Originally a playmaker, B/R’s Bundesliga columnist Clark Whitney talks of how Gundogan "was initially a failure; he played the holding role as though he were still a No. 10, and his risk-taking in deep areas allowed opponents to counterattack."
He eventually grew into his new role, though, and has been a vital ingredient of a Dortmund side which captured Europe’s heart last season as they progressed to the Champions League final—where they were beaten by Bayern.
Gundogan is now a holding midfielder pretty much any side in the world would like to have in their squad—as proved by Madrid’s interest who, at the time of writing, have Asier Illarramendi, Xabi Alonso, Luka Modric, Casemiro and Sami Khedira all desperate to play in Carlo Ancelotti’s midfield two.
However, in time, it is thought the Italian will eventually switch to a three-man midfield.
He’s already tried it this season prior to Khedira’s injury and Gundogan would be comfortable fitting into either formation.
Last season, with Dortumund, his job was to break things up, win the ball and let players such as Mario Gotze and Marco Reus play—he did it with aplomb.
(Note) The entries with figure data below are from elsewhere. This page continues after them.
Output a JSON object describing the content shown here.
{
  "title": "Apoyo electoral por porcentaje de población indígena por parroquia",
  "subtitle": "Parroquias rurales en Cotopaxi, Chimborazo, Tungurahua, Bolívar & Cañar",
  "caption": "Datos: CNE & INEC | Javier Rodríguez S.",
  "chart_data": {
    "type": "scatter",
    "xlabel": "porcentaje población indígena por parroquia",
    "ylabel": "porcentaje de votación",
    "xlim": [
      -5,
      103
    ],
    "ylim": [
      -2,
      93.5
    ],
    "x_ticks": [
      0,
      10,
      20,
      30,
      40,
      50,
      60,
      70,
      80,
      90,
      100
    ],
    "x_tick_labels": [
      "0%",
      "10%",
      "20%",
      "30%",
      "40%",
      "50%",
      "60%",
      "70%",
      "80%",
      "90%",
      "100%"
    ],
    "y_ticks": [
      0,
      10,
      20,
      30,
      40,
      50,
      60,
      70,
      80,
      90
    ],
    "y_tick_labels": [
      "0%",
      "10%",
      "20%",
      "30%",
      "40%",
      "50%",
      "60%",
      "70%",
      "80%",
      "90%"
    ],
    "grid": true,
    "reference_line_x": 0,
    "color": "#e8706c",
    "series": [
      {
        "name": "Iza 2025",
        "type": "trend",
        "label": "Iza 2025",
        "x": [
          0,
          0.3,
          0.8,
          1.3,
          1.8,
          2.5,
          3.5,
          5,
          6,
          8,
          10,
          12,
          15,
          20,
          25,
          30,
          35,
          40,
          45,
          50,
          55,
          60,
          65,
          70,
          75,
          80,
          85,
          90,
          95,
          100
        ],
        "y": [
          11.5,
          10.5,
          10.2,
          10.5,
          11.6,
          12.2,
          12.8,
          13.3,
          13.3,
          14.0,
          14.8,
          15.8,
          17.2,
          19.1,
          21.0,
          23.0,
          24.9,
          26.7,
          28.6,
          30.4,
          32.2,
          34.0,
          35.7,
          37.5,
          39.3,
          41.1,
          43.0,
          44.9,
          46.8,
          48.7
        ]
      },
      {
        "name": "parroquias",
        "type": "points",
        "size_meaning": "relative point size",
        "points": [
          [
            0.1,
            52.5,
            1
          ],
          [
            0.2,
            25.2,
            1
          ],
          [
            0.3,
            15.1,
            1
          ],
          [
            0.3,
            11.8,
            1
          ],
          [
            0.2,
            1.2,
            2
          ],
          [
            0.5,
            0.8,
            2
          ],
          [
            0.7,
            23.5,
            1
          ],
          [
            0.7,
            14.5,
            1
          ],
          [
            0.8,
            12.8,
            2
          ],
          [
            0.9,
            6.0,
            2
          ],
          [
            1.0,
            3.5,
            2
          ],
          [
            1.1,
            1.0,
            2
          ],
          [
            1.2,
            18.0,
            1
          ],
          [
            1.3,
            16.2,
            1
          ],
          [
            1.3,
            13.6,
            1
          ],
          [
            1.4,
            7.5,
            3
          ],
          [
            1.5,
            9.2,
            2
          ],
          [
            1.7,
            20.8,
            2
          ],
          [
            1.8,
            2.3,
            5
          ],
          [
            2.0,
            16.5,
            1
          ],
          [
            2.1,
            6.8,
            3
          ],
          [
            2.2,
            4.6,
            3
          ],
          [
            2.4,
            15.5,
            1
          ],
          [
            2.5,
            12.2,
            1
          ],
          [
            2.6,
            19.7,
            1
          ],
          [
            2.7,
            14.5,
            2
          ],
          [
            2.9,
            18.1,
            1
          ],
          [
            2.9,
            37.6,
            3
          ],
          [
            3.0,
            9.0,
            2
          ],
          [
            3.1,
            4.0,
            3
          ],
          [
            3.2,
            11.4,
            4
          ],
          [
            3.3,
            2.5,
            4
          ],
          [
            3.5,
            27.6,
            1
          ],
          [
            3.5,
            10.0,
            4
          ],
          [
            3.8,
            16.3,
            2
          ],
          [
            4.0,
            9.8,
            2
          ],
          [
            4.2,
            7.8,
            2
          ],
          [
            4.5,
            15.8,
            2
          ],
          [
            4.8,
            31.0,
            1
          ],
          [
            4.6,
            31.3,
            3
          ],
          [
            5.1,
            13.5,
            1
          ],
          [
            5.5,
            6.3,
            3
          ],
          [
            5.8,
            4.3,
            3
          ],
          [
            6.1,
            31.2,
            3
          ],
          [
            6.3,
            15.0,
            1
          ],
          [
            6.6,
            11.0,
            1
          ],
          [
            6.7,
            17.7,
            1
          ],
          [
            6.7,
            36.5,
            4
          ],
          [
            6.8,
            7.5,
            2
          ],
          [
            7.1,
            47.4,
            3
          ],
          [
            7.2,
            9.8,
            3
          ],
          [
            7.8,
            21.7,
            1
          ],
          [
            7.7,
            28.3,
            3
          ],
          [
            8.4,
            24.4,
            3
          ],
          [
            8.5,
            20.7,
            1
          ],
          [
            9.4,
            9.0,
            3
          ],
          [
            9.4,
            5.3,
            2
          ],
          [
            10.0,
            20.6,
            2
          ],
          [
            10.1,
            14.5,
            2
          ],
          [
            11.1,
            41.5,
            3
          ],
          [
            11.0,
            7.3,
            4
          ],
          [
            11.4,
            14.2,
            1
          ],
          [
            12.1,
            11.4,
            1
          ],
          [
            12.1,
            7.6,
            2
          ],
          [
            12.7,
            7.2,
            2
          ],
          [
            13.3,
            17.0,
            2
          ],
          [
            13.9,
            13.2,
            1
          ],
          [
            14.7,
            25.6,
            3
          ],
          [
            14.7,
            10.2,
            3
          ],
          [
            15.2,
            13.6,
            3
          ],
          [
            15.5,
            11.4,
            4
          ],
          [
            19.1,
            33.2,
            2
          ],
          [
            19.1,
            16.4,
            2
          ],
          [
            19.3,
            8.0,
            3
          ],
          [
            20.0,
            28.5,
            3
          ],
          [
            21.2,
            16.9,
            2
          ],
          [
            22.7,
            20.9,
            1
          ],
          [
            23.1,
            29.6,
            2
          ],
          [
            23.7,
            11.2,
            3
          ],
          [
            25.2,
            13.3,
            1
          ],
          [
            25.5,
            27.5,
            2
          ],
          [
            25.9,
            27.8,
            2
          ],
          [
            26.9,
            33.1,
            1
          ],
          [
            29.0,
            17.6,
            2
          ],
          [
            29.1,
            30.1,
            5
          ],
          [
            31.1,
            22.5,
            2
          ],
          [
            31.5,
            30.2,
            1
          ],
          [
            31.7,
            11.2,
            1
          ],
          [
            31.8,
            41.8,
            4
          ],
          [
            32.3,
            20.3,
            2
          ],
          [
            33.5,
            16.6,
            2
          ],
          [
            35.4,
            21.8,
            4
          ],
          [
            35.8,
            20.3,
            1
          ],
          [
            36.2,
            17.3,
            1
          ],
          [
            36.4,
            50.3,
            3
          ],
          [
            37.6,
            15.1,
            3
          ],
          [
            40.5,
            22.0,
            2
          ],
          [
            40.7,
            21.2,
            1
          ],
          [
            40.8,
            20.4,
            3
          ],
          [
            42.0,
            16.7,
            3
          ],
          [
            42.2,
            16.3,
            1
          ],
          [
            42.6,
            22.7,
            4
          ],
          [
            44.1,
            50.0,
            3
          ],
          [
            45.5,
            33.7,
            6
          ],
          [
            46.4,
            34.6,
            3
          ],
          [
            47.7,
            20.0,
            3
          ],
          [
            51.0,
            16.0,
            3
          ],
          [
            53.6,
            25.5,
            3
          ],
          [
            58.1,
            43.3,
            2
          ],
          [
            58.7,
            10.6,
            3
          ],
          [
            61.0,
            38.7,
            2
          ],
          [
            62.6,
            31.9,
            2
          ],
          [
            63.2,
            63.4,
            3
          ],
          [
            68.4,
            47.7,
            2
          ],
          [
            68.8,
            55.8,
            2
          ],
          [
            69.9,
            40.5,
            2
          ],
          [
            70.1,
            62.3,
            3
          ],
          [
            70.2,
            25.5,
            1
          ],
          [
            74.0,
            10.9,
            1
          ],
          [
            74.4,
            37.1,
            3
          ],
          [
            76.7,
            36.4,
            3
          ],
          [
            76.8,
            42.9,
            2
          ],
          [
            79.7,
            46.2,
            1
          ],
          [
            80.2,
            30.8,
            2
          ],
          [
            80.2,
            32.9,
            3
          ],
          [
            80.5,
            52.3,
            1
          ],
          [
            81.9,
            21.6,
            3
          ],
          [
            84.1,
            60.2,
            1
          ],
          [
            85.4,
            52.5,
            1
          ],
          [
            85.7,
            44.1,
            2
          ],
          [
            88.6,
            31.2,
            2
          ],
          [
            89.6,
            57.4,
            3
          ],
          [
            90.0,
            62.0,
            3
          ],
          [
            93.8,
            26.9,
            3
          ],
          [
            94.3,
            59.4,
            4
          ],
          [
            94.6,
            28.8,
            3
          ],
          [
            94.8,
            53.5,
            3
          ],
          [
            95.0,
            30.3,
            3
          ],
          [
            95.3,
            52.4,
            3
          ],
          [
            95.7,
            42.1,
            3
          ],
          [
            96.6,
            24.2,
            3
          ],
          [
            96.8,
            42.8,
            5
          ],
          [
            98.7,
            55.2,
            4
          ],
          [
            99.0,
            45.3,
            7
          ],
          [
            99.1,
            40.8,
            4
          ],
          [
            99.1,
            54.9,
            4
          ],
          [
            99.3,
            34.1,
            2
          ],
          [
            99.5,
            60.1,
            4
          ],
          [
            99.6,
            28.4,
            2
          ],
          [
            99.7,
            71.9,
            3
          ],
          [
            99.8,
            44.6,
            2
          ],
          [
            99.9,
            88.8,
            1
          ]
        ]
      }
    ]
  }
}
No player in the side completed more passes than Gundogan (87 percent), while 63 interceptions and 51 tackles in his 28 league appearances emphasise how vital he was when it came to winning the ball back.
He’s an inch or so short of 6'0" and, as with many players who have played under Klopp, has developed a fantastic engine in the middle of the park.
Having played higher up the pitch as a youngster, Gundogan clearly excels on the ball where other holding midfielders may not, while the tenacity and defensive nous he’s added to his game come into play in tighter games.
There’s no doubt he’d be a fantastic addition for Madrid; the only worry, despite their obvious differences, is what does their relentless pursuit of Gundogan tell us about Xabi Alonso’s contract situation?